Del resto, lo stesso Sciascia individua nella scienza e nella ricerca scientifica, la natura intrinseca di Majorana, per cui utilizza una curiosa metafora, per distinguere i “ragazzi di via Panisperna”, il gruppo di ricerca romano capeggiato da Fermi – di cui Majorana faceva parte – da Majorana stesso: «Quelli l’amavano, volevano raggiungerla e possederla [la scienza]; Majorana, forse senza amarla, “la portava”». Invece è molto probabile che Majorana la scienza l’amasse, a tal punto da esserne ossessionato. 

Come si potrebbe definire, se non “ossessione”, quella che ha contraddistinto i più grandi uomini della storia, che sono stati in diversi campi, incisivi per il destino di tutto il genere. Non a caso Fermi definisce Majorana “genio come Galileo e Newton”: loro sono forse stati tra i più illustri esempi di possessori del fuoco della curiosità e dell’investigazione scientifica. Geni in quanto dotati di intuizione e capacità deduttive fuori dal comune, ma più di tutto, mossi da una disarmante, quanto invalidante -in termini sociali almeno- curiosità.

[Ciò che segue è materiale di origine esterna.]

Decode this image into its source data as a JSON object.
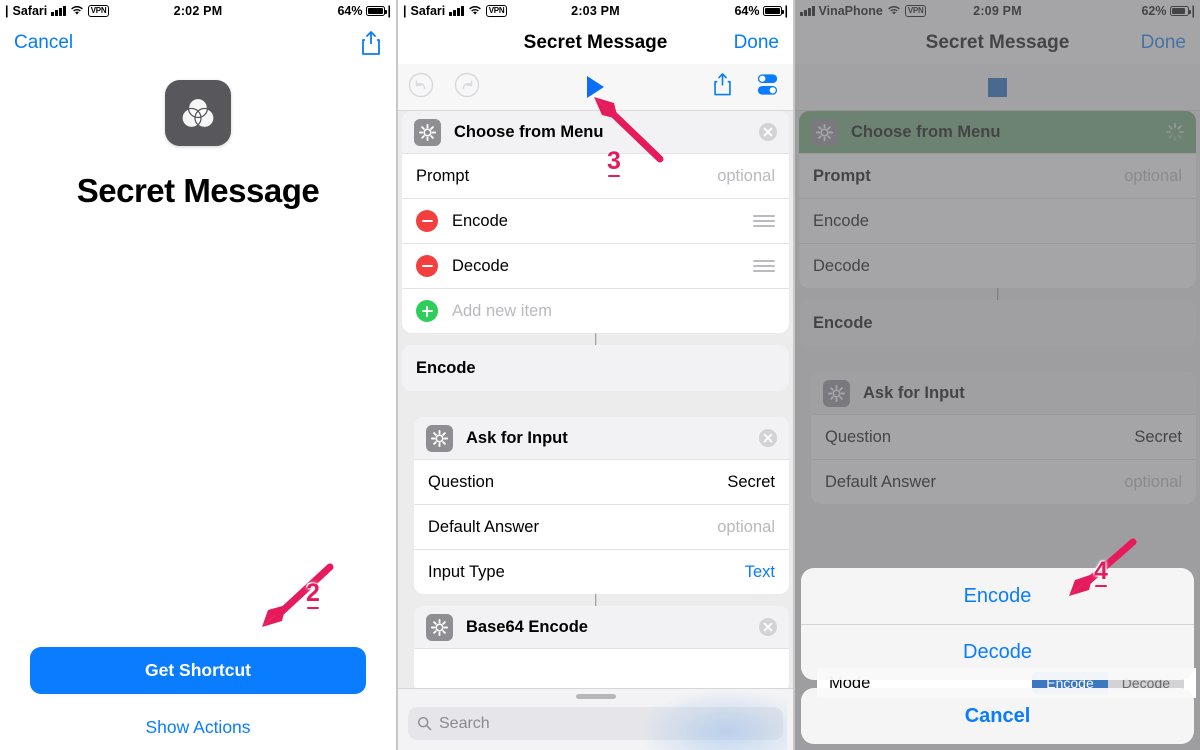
{
  "panels": [
    {
      "name": "get-shortcut-preview",
      "statusbar": {
        "pipe": "|",
        "carrier": "Safari",
        "vpn": "VPN",
        "time": "2:02 PM",
        "battery": "64%"
      },
      "navbar": {
        "left_label": "Cancel",
        "share_icon": "share-icon"
      },
      "app": {
        "icon": "venn-circles-icon",
        "title": "Secret Message"
      },
      "primary_button": "Get Shortcut",
      "secondary_link": "Show Actions"
    },
    {
      "name": "shortcut-editor",
      "statusbar": {
        "pipe": "|",
        "carrier": "Safari",
        "vpn": "VPN",
        "time": "2:03 PM",
        "battery": "64%"
      },
      "navbar": {
        "title": "Secret Message",
        "right_label": "Done"
      },
      "toolbar": {
        "undo_icon": "undo-icon",
        "redo_icon": "redo-icon",
        "play_icon": "play-icon",
        "share_icon": "share-icon",
        "settings_icon": "toggles-icon"
      },
      "menu_action": {
        "icon": "gear-icon",
        "title": "Choose from Menu",
        "close_icon": "close-icon",
        "prompt_label": "Prompt",
        "prompt_value": "optional",
        "items": [
          {
            "label": "Encode",
            "remove_icon": "minus-circle-icon",
            "drag_icon": "drag-handle-icon"
          },
          {
            "label": "Decode",
            "remove_icon": "minus-circle-icon",
            "drag_icon": "drag-handle-icon"
          }
        ],
        "add_item_label": "Add new item",
        "add_icon": "plus-circle-icon"
      },
      "branch_label": "Encode",
      "ask_action": {
        "icon": "gear-icon",
        "title": "Ask for Input",
        "close_icon": "close-icon",
        "rows": [
          {
            "label": "Question",
            "value": "Secret",
            "style": "value"
          },
          {
            "label": "Default Answer",
            "value": "optional",
            "style": "optional"
          },
          {
            "label": "Input Type",
            "value": "Text",
            "style": "blue"
          }
        ]
      },
      "base64_action": {
        "icon": "gear-icon",
        "title": "Base64 Encode",
        "close_icon": "close-icon"
      },
      "search": {
        "icon": "search-icon",
        "placeholder": "Search"
      }
    },
    {
      "name": "shortcut-running-menu",
      "statusbar": {
        "carrier": "VinaPhone",
        "vpn": "VPN",
        "time": "2:09 PM",
        "battery": "62%"
      },
      "navbar": {
        "title": "Secret Message",
        "right_label": "Done"
      },
      "toolbar": {
        "stop_icon": "stop-icon"
      },
      "menu_action": {
        "icon": "gear-icon",
        "title": "Choose from Menu",
        "spinner_icon": "spinner-icon",
        "prompt_label": "Prompt",
        "prompt_value": "optional",
        "items": [
          {
            "label": "Encode"
          },
          {
            "label": "Decode"
          }
        ]
      },
      "branch_label": "Encode",
      "ask_action": {
        "icon": "gear-icon",
        "title": "Ask for Input",
        "rows": [
          {
            "label": "Question",
            "value": "Secret",
            "style": "value"
          },
          {
            "label": "Default Answer",
            "value": "optional",
            "style": "optional"
          }
        ]
      },
      "mode_row": {
        "label": "Mode",
        "segments": [
          "Encode",
          "Decode"
        ],
        "selected": 0
      },
      "action_sheet": {
        "options": [
          "Encode",
          "Decode"
        ],
        "cancel": "Cancel"
      }
    }
  ],
  "annotations": [
    {
      "number": "2",
      "target": "get-shortcut-button"
    },
    {
      "number": "3",
      "target": "play-button"
    },
    {
      "number": "4",
      "target": "encode-sheet-option"
    }
  ],
  "colors": {
    "accent_blue": "#0a7cff",
    "play_blue": "#0a6ff5",
    "running_green": "#6da571",
    "delete_red": "#f43f3f",
    "add_green": "#2fcd5a",
    "annotation_pink": "#e51b5c",
    "app_icon_gray": "#58585c"
  }
}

Far perdere le sue tracce per sfuggire forse da quella che era diventata un’ossessione autodistruttiva per la scienza? Quel che è certo, è che mai l’uomo, nel corso della storia, ha rinunciato alla sua sete di conoscenza, tanto meno ciò avvenne nel caso delle scoperte sull’energia atomica. 

Eppure un altro genio del calibro di Galileo e Newton, per dirla come Fermi, fu parte attiva di quelle scoperte: Einstein. Risulta difficile credere che quella generazione di scienziati venne costretta a fabbricare un’arma, contro la propria volontà, senza essersi accorta dei chiari risvolti etici che avrebbe avuto una simile scoperta. Probabilmente non se ne curarono. Qualcuno se ne pentì, è vero, ma soltanto dopo averne visto l’impiego. Magari confidavano in un effetto deterrente rappresentato dall’esistenza stessa di un ordigno atomico, senza dover incorrere in un effettivo impiego.

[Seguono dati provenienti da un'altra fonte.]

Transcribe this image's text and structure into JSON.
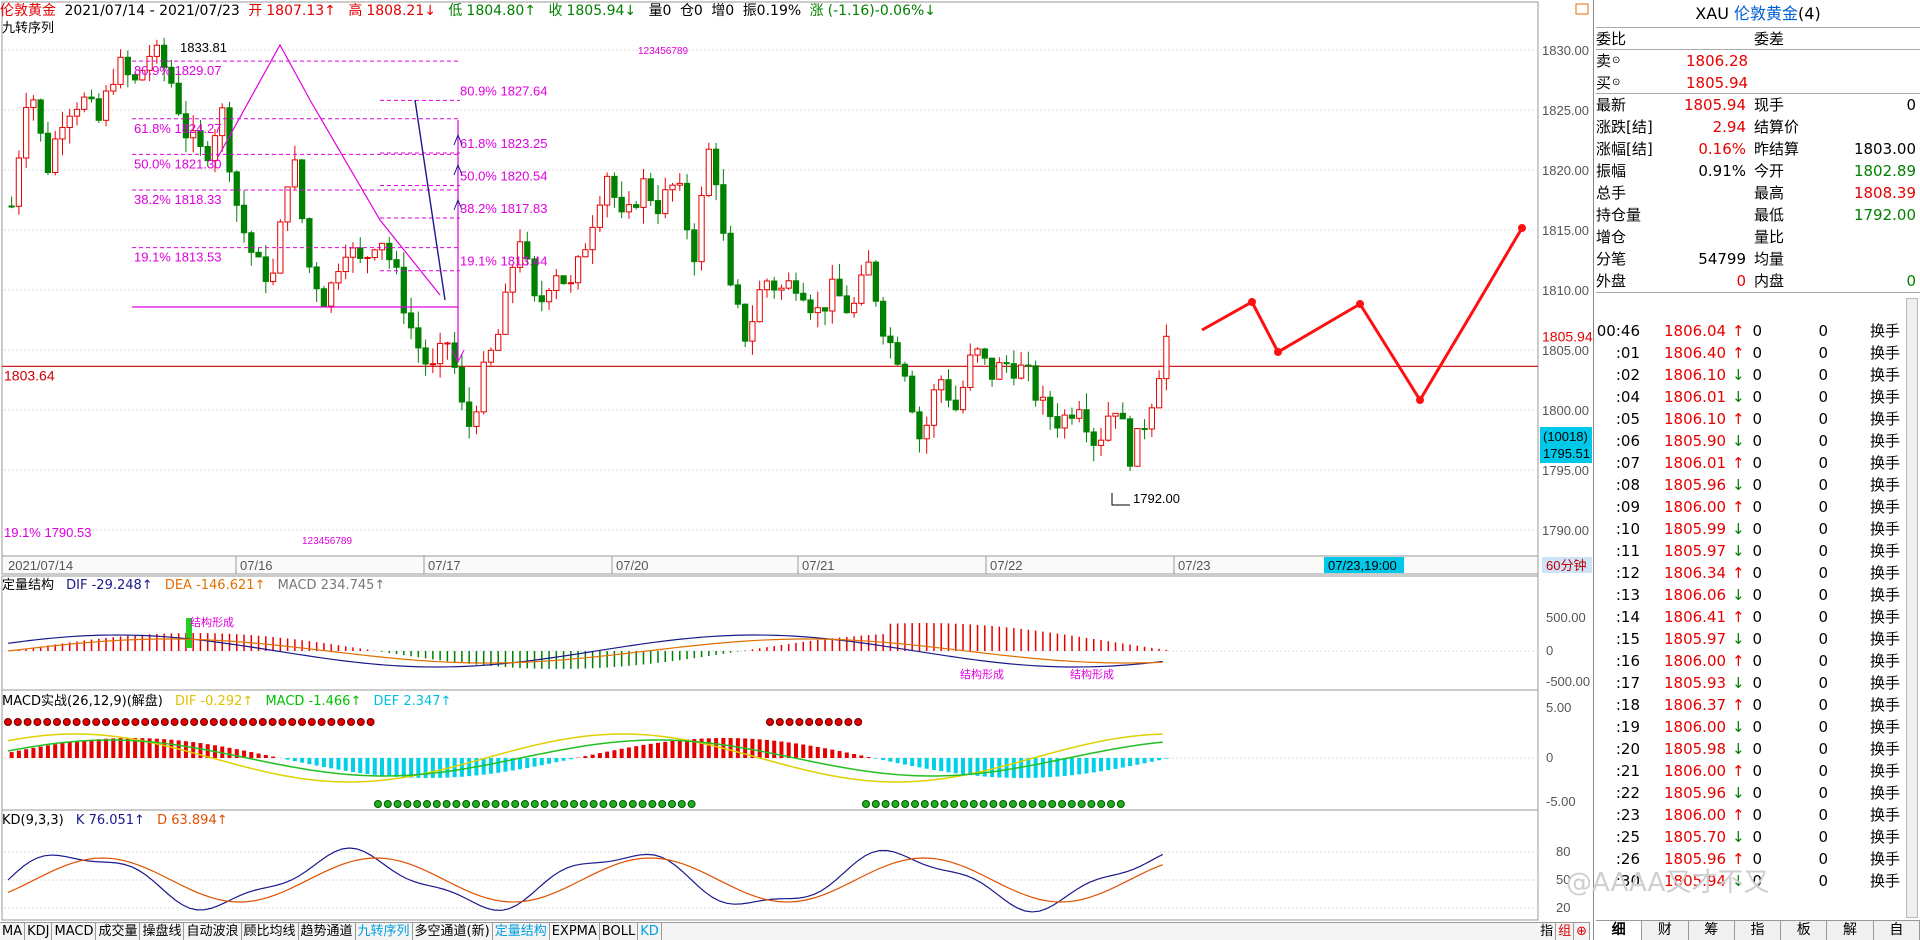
{
  "header": {
    "symbol": "伦敦黄金",
    "range": "2021/07/14 - 2021/07/23",
    "open_label": "开",
    "open": "1807.13↑",
    "high_label": "高",
    "high": "1808.21↓",
    "low_label": "低",
    "low": "1804.80↑",
    "close_label": "收",
    "close": "1805.94↓",
    "vol": "量0",
    "pos": "仓0",
    "inc": "增0",
    "amp": "振0.19%",
    "chg_label": "涨",
    "chg": "(-1.16)-0.06%↓",
    "indicator": "九转序列"
  },
  "main_chart": {
    "y_ticks": [
      "1830.00",
      "1825.00",
      "1820.00",
      "1815.00",
      "1810.00",
      "1805.00",
      "1800.00",
      "1795.00",
      "1790.00"
    ],
    "dates": [
      "2021/07/14",
      "07/16",
      "07/17",
      "07/20",
      "07/21",
      "07/22",
      "07/23"
    ],
    "period": "60分钟",
    "cursor_time": "07/23,19:00",
    "current_price": "1805.94",
    "ref_price": "1803.64",
    "side_box_top": "(10018)",
    "side_box_bottom": "1795.51",
    "high_mark": "1833.81",
    "low_mark": "1792.00",
    "fib_left": [
      "80.9% 1829.07",
      "61.8% 1824.27",
      "50.0% 1821.30",
      "38.2% 1818.33",
      "19.1% 1813.53"
    ],
    "fib_right": [
      "80.9% 1827.64",
      "61.8% 1823.25",
      "50.0% 1820.54",
      "38.2% 1817.83",
      "19.1% 1813.44"
    ],
    "fib_bottom": "19.1% 1790.53",
    "seq_top": "123456789",
    "seq_bottom": "123456789",
    "colors": {
      "up": "#e60000",
      "down": "#008000",
      "magenta": "#e000e0",
      "navy": "#1a1a8c",
      "ref": "#d00000"
    }
  },
  "macd1": {
    "name": "定量结构",
    "dif": "DIF -29.248↑",
    "dea": "DEA -146.621↑",
    "macd": "MACD 234.745↑",
    "ticks": [
      "500.00",
      "0",
      "-500.00"
    ],
    "notes": [
      "结构形成",
      "结构形成",
      "结构形成"
    ]
  },
  "macd2": {
    "name": "MACD实战(26,12,9)(解盘)",
    "dif": "DIF -0.292↑",
    "macd": "MACD -1.466↑",
    "def": "DEF 2.347↑",
    "ticks": [
      "5.00",
      "0",
      "-5.00"
    ]
  },
  "kd": {
    "name": "KD(9,3,3)",
    "k": "K 76.051↑",
    "d": "D 63.894↑",
    "ticks": [
      "80",
      "50",
      "20"
    ]
  },
  "tabs": [
    "MA",
    "KDJ",
    "MACD",
    "成交量",
    "操盘线",
    "自动波浪",
    "顾比均线",
    "趋势通道",
    "九转序列",
    "多空通道(新)",
    "定量结构",
    "EXPMA",
    "BOLL",
    "KD"
  ],
  "active_tabs": [
    "九转序列",
    "定量结构",
    "KD"
  ],
  "right_tabs_bottom": [
    "指",
    "组"
  ],
  "quote": {
    "title_code": "XAU",
    "title_name": "伦敦黄金",
    "title_count": "(4)",
    "wei_bi": "委比",
    "wei_cha": "委差",
    "sell_label": "卖",
    "sell": "1806.28",
    "buy_label": "买",
    "buy": "1805.94",
    "rows": [
      {
        "l1": "最新",
        "v1": "1805.94",
        "c1": "up",
        "l2": "现手",
        "v2": "0",
        "c2": "black"
      },
      {
        "l1": "涨跌[结]",
        "v1": "2.94",
        "c1": "up",
        "l2": "结算价",
        "v2": "",
        "c2": "black"
      },
      {
        "l1": "涨幅[结]",
        "v1": "0.16%",
        "c1": "up",
        "l2": "昨结算",
        "v2": "1803.00",
        "c2": "black"
      },
      {
        "l1": "振幅",
        "v1": "0.91%",
        "c1": "black",
        "l2": "今开",
        "v2": "1802.89",
        "c2": "dn"
      },
      {
        "l1": "总手",
        "v1": "",
        "c1": "black",
        "l2": "最高",
        "v2": "1808.39",
        "c2": "up"
      },
      {
        "l1": "持仓量",
        "v1": "",
        "c1": "black",
        "l2": "最低",
        "v2": "1792.00",
        "c2": "dn"
      },
      {
        "l1": "增仓",
        "v1": "",
        "c1": "black",
        "l2": "量比",
        "v2": "",
        "c2": "black"
      },
      {
        "l1": "分笔",
        "v1": "54799",
        "c1": "black",
        "l2": "均量",
        "v2": "",
        "c2": "black"
      },
      {
        "l1": "外盘",
        "v1": "0",
        "c1": "up",
        "l2": "内盘",
        "v2": "0",
        "c2": "dn"
      }
    ],
    "ticks": [
      {
        "t": "00:46",
        "p": "1806.04",
        "a": "↑",
        "v": "0",
        "o": "0",
        "k": "换手"
      },
      {
        "t": ":01",
        "p": "1806.40",
        "a": "↑",
        "v": "0",
        "o": "0",
        "k": "换手"
      },
      {
        "t": ":02",
        "p": "1806.10",
        "a": "↓",
        "v": "0",
        "o": "0",
        "k": "换手"
      },
      {
        "t": ":04",
        "p": "1806.01",
        "a": "↓",
        "v": "0",
        "o": "0",
        "k": "换手"
      },
      {
        "t": ":05",
        "p": "1806.10",
        "a": "↑",
        "v": "0",
        "o": "0",
        "k": "换手"
      },
      {
        "t": ":06",
        "p": "1805.90",
        "a": "↓",
        "v": "0",
        "o": "0",
        "k": "换手"
      },
      {
        "t": ":07",
        "p": "1806.01",
        "a": "↑",
        "v": "0",
        "o": "0",
        "k": "换手"
      },
      {
        "t": ":08",
        "p": "1805.96",
        "a": "↓",
        "v": "0",
        "o": "0",
        "k": "换手"
      },
      {
        "t": ":09",
        "p": "1806.00",
        "a": "↑",
        "v": "0",
        "o": "0",
        "k": "换手"
      },
      {
        "t": ":10",
        "p": "1805.99",
        "a": "↓",
        "v": "0",
        "o": "0",
        "k": "换手"
      },
      {
        "t": ":11",
        "p": "1805.97",
        "a": "↓",
        "v": "0",
        "o": "0",
        "k": "换手"
      },
      {
        "t": ":12",
        "p": "1806.34",
        "a": "↑",
        "v": "0",
        "o": "0",
        "k": "换手"
      },
      {
        "t": ":13",
        "p": "1806.06",
        "a": "↓",
        "v": "0",
        "o": "0",
        "k": "换手"
      },
      {
        "t": ":14",
        "p": "1806.41",
        "a": "↑",
        "v": "0",
        "o": "0",
        "k": "换手"
      },
      {
        "t": ":15",
        "p": "1805.97",
        "a": "↓",
        "v": "0",
        "o": "0",
        "k": "换手"
      },
      {
        "t": ":16",
        "p": "1806.00",
        "a": "↑",
        "v": "0",
        "o": "0",
        "k": "换手"
      },
      {
        "t": ":17",
        "p": "1805.93",
        "a": "↓",
        "v": "0",
        "o": "0",
        "k": "换手"
      },
      {
        "t": ":18",
        "p": "1806.37",
        "a": "↑",
        "v": "0",
        "o": "0",
        "k": "换手"
      },
      {
        "t": ":19",
        "p": "1806.00",
        "a": "↓",
        "v": "0",
        "o": "0",
        "k": "换手"
      },
      {
        "t": ":20",
        "p": "1805.98",
        "a": "↓",
        "v": "0",
        "o": "0",
        "k": "换手"
      },
      {
        "t": ":21",
        "p": "1806.00",
        "a": "↑",
        "v": "0",
        "o": "0",
        "k": "换手"
      },
      {
        "t": ":22",
        "p": "1805.96",
        "a": "↓",
        "v": "0",
        "o": "0",
        "k": "换手"
      },
      {
        "t": ":23",
        "p": "1806.00",
        "a": "↑",
        "v": "0",
        "o": "0",
        "k": "换手"
      },
      {
        "t": ":25",
        "p": "1805.70",
        "a": "↓",
        "v": "0",
        "o": "0",
        "k": "换手"
      },
      {
        "t": ":26",
        "p": "1805.96",
        "a": "↑",
        "v": "0",
        "o": "0",
        "k": "换手"
      },
      {
        "t": ":30",
        "p": "1805.94",
        "a": "↓",
        "v": "0",
        "o": "0",
        "k": "换手"
      }
    ],
    "bottom_tabs": [
      "细",
      "财",
      "筹",
      "指",
      "板",
      "解",
      "自"
    ],
    "watermark": "@AAAA又才不又"
  }
}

Lo scienziato, dopo il soggiorno tedesco, rientra in Italia e prima di scomparire, si chiude in un isolamento forzato: a sporadiche apparizioni all’istituto di fisica a Roma alterna uno studio furioso. Non si sa esattamente quali siano gli argomenti dei suoi studi. Quel che è certo è che alla fine di questo periodo accetta una cattedra di fisica teorica a Napoli, conferitagli per merito. È in questo quadro che, tra il 25 e il 26 marzo del 1938, fa perdere le sue tracce. 

La sua scomparsa verrà accompagnata da delle lettere dai toni allusivi, come quella indirizzata ai familiari, a cui chiede espressamente di non vestire il nero per più di tre giorni. O al collega e direttore dell’istituto di Fisica, Carrelli, a cui, parlando del collega Sciuti, dice che ne conserverà «un caro ricordo almeno fino alle undici di questa sera, e possibilmente anche dopo». 

Seguiranno moltissimi avvistamenti nel corso degli anni, in Sud America, in Italia e anche in Sicilia, con diverse piste e congetture sulla sua sparizione e su una sua eventuale nuova vita. Quel che è certo è che se ha voluto far perdere le sue tracce, ci è riuscito.

Appare eccezionale come un personaggio di simile caratura scientifica sia nato in Sicilia, terra che non è storicamente ricordata come patria di scienziati. Sciascia attribuisce questa scarsezza di siciliani di scienza illustri all’Inquisizione spagnola, che aveva nei secoli precedenti annichilito lo spirito critico e soffocato il libero pensiero.

Ettore Majorana sarà pur stato uno tra gli scienziati siciliani più illustri di tutti i tempi, ma la fiamma della curiosità, l’ossessione nei confronti della scoperta, non è una sua esclusiva caratteristica. Anche Sciascia era posseduto da un demone, quello della ricerca della verità. Entrambi oasi nel deserto, nati in un ambiente poco incline ad assecondare spinte culturali costruttive: personaggi paradossali nati in una terra di paradossi, o per dirla come lo scrittore siciliano, uomini di grande ragione, paradossalmente legati a doppio filo a una realtà così ostinatamente lontana da ogni tipo di ragione.